Here’s my issue. I don’t want ‘sessions’. I’m very seriously considering offering 3 to 6 week specials, because that’s what my (and I’m sure most of your) training blocks run in. I know some of these people just want someone to dote on them and count reps, but that ain’t me. If you hire me, you’re going to get results, because I’m going to be as pissed as you if you don’t.

Results don’t come in ‘1 session’ or ‘3 sessions’. They come in training programs and training blocks. What do I do here? Not give a fuck and just sell 1 wokout a time to people who dont know better, or hold my standars high, take less clients and hope for the best? I’m leaning towards the latter, heavily…

Thanks for listening. Please help…

Kubo

I got about halfway through, but i think i got the jist of the question.

Basically, if you’re trying to make some money, and they know what they want to do… just give them what they want. It’s something they’re comfortable with while you develop a client relationship.

After you build trust, then they will follow what you tell them to do to get results. Don’t force a view on anyone, regardless of whether or not it’s deemed more “correct” by whatever arbitrary standards.

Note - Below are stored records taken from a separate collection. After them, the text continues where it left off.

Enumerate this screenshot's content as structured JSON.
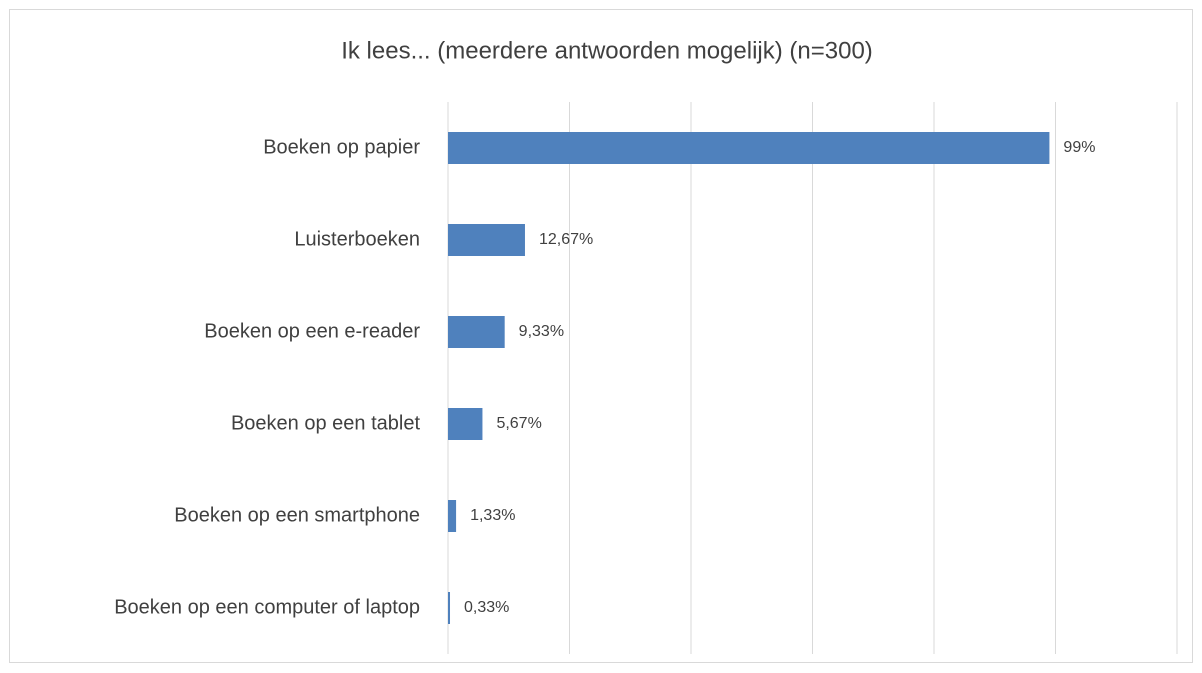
{
  "chart_data": {
    "type": "bar",
    "orientation": "horizontal",
    "title": "Ik lees... (meerdere antwoorden mogelijk) (n=300)",
    "categories": [
      "Boeken op papier",
      "Luisterboeken",
      "Boeken op een e-reader",
      "Boeken op een tablet",
      "Boeken op een smartphone",
      "Boeken op een computer of laptop"
    ],
    "values": [
      99,
      12.67,
      9.33,
      5.67,
      1.33,
      0.33
    ],
    "value_labels": [
      "99%",
      "12,67%",
      "9,33%",
      "5,67%",
      "1,33%",
      "0,33%"
    ],
    "color": "#4f81bd",
    "xlim": [
      0,
      120
    ],
    "xticks": [
      0,
      20,
      40,
      60,
      80,
      100,
      120
    ],
    "grid": true
  }
}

Keep them safe, build trust, impart knowledge… then if everything goes well, do what you feel would be best for them.

Hey bro,
Congrats on the certification and the job.

[quote]MikeKubo wrote:
I’ve trained likeminded friends succssfully.[/quote]
First thing, contact six or eight people you’ve trained and get a few sentences from each about their experiences with you, the results they saw, your personality, how professional you are, whatever. Testimonials, testimonials, testimonials. Type them up, print them out, bind them semi-nicely, and use them as marketing/promo material.

Sounds like you’re talking about your own personal philosophy. That’s fine, and we don’t need to debate why/why not you should/shouldn’t use any particular method. You’re their trainer, and you have your own way of doing things. If they hired Paul Chek, he’d have his way of doing things, as would Eric Cressey, or Nate Green, or me, whoever.

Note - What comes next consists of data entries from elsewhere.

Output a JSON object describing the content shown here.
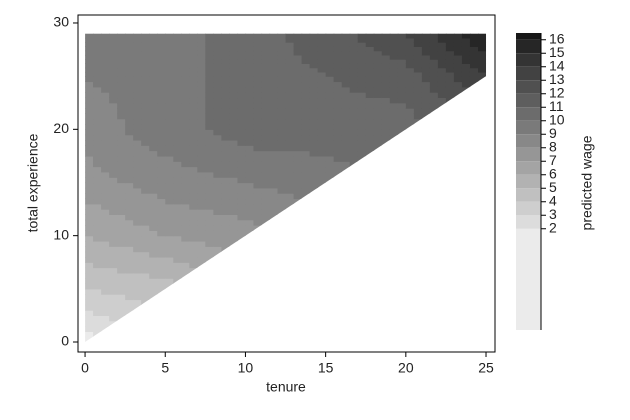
{
  "chart_data": {
    "type": "contour",
    "xlabel": "tenure",
    "ylabel": "total experience",
    "colorbar_label": "predicted wage",
    "x": [
      0,
      5,
      10,
      15,
      20,
      25
    ],
    "y": [
      0,
      5,
      10,
      15,
      20,
      25,
      29
    ],
    "z": [
      [
        1.5,
        null,
        null,
        null,
        null,
        null
      ],
      [
        4,
        4.5,
        null,
        null,
        null,
        null
      ],
      [
        6,
        7,
        7.5,
        null,
        null,
        null
      ],
      [
        7.5,
        8.5,
        9,
        9.5,
        null,
        null
      ],
      [
        8.5,
        9.5,
        10.5,
        10.5,
        10.5,
        null
      ],
      [
        9,
        9.5,
        10.5,
        11,
        11.5,
        14
      ],
      [
        9,
        9.5,
        10.5,
        11.5,
        13,
        16
      ]
    ],
    "xlim": [
      -0.44,
      25.56
    ],
    "ylim": [
      -0.94,
      30.75
    ],
    "xticks": [
      0,
      5,
      10,
      15,
      20,
      25
    ],
    "yticks": [
      0,
      10,
      20,
      30
    ],
    "levels": [
      2,
      3,
      4,
      5,
      6,
      7,
      8,
      9,
      10,
      11,
      12,
      13,
      14,
      15,
      16
    ],
    "clim": [
      -5.5,
      16.5
    ],
    "colors": [
      "#ebebeb",
      "#dcdcdc",
      "#cecece",
      "#c0c0c0",
      "#b2b2b2",
      "#a4a4a4",
      "#969696",
      "#888888",
      "#7a7a7a",
      "#6c6c6c",
      "#5e5e5e",
      "#505050",
      "#424242",
      "#343434",
      "#262626",
      "#181818"
    ]
  }
}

Clients should be telling you the results they want, not how to train them. You need to impress upon them that you get amazing results training people your way. This is where those testimonials above come in perfectly handy.

You trained all these people, and many other using your own methods and strategies, and they work. You want to give these clients that same level of results, and you know how to do it, they just need to trust you. This is a plus for you, because they obviously do trust you and enjoy working with you.

I’d stress to them that you know how to get tremendous results doing things your way, and they need to let you work your magic if they want to reach their goals.

Dude, Buy 2, get 1 free wouldn’t be fine with me. That’s nuts. Discounts are a tricky thing. Right now, I only offer a reduced rate when training groups (two or more, up to five per session). Otherwise it’s a straight-up hourly fee. I’d say figure out how much you want to make (yearly) and work backwards from there (down to an hourly rate).

Alwyn Cosgrove had some great blog posts about this, specifically Oct. 23rd and 25th:
http://alwyncosgrove.blogspot.com/2006_10_01_archive.html
(P.S. - Alwyn’s blog would make excellent regular reading. He updates it just about every weekday.)

You know what? That last sentence is exactly the attitude you need to take with respect to your first question, about training full body.

Pardon my French, but abso-fucking-lutely Option 2. The first option is only for non-professional shysters. It’s a disrespect to true Fitness Professionals and it’s what perpetuates the sterotype of the used car salesman-as-trainer.

Bro, there were a few threads around that might be interesting for you to review. One was the “Aspiring Gurus” thread:
http://www.T-Nation.com/readTopic.do?id=1240514

And another was “Trainers Talking Shop.”:
http://www.T-Nation.com/readTopic.do?id=1214749

Best of luck, man. Keep us in the loop as to how this turns out. If you need anything else, definitely post it up, PM me, or whatever.